The recommended approach uses streaming to process the document as it arrives, minimizing memory usage and latency:

use fastly::{http::StatusCode, mime, Error, Request, Response};

fn main() {
    if let Err(err) = handle_request(Request::from_client()) {
        println!("returning error response");

        Response::from_status(StatusCode::INTERNAL_SERVER_ERROR)
            .with_body(err.to_string())
            .send_to_client();
    }
}

fn handle_request(req: Request) -> Result<(), Error> {
    // Fetch ESI document from backend.
    let mut beresp = req.clone_without_body().send("origin_0")?;

    // If the response is HTML, we can parse it for ESI tags.
    if beresp
        .get_content_type()
        .map(|c| c.subtype() == mime::HTML)
        .unwrap_or(false)
    {
        let processor = esi::Processor::new(
            // The original client request.
            Some(req),
            // Use the default ESI configuration.
            esi::Configuration::default()
        );

        // Stream the ESI response directly to the client
        processor.process_response(
            // The ESI source document.

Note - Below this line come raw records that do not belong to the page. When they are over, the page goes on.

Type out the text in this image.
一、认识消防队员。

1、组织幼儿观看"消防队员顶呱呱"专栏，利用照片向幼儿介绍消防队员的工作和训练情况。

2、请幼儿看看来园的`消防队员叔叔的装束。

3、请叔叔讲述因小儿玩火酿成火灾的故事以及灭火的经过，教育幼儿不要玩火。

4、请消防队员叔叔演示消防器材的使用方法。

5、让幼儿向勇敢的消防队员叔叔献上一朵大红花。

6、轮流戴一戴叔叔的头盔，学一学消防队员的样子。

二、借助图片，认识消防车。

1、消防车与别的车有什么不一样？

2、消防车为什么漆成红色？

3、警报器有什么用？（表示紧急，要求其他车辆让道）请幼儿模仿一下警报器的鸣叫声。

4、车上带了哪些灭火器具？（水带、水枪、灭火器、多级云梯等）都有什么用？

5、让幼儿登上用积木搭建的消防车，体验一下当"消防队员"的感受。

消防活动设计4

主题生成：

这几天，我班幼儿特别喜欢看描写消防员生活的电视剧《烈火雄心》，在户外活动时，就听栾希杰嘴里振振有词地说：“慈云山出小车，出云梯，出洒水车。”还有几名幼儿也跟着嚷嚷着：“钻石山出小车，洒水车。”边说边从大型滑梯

Body will be consumed and streamed.
            &mut beresp,
            // Optionally provide a template for the client response.
            Some(Response::from_status(StatusCode::OK).with_content_type(mime::TEXT_HTML)),
            // Provide logic for sending fragment requests, otherwise the hostname
            // of the request URL will be used as the backend name.
            Some(&|req, _maxwait| {
                println!("Sending request {} {}", req.get_method(), req.get_path());
                Ok(req.with_ttl(120).send_async("mock-s3")?.into())
            }),
            // Optionally provide a method to process fragment responses before they
            // are streamed to the client.
            Some(&|req, resp| {
                println!(
                    "Received response for {} {}",
                    req.get_method(),
                    req.get_path()
                );
                Ok(resp)
            }),
        )?;
    } else {
        // Otherwise, we can just return the response.
        beresp.send_to_client();
    }

    Ok(())
}

Custom Stream Processing

For advanced use cases, you can process any BufRead source and write to any Write destination:

use std::io::{BufReader, Write};
use esi::{Processor, Configuration};

fn process_custom_stream(
    input: impl std::io::Read,
    output: &mut impl Write,
) -> Result<(), esi::ExecutionError> {
    let mut processor = Processor::new(None, Configuration::default());

    // Process from any readable source
    let reader = BufReader::new(input);

    processor.process_stream(
        reader,
        output,
        Some(&|req, _maxwait| {
            // Custom fragment dispatcher
            Ok(req.send_async("backend")?.into())
        }),
        None,
    )?;

    Ok(())
}

See example applications in the examples subdirectory or read the hosted documentation at docs.rs/esi. Due to the fact that this processor streams fragments to the client as soon as they are available, it is not possible to return a relevant status code for later errors once we have started streaming the response to the client. For this reason, it is recommended that you refer to the esi_example_advanced_error_handling application, which allows you to handle errors gracefully by maintaining ownership of the output stream.

Testing

In order to run the test suite for the packages in this repository, viceroy must be available in your PATH. You can install the latest version of viceroy by running the following command:

cargo install viceroy

License

The source and documentation for this project are released under the MIT License.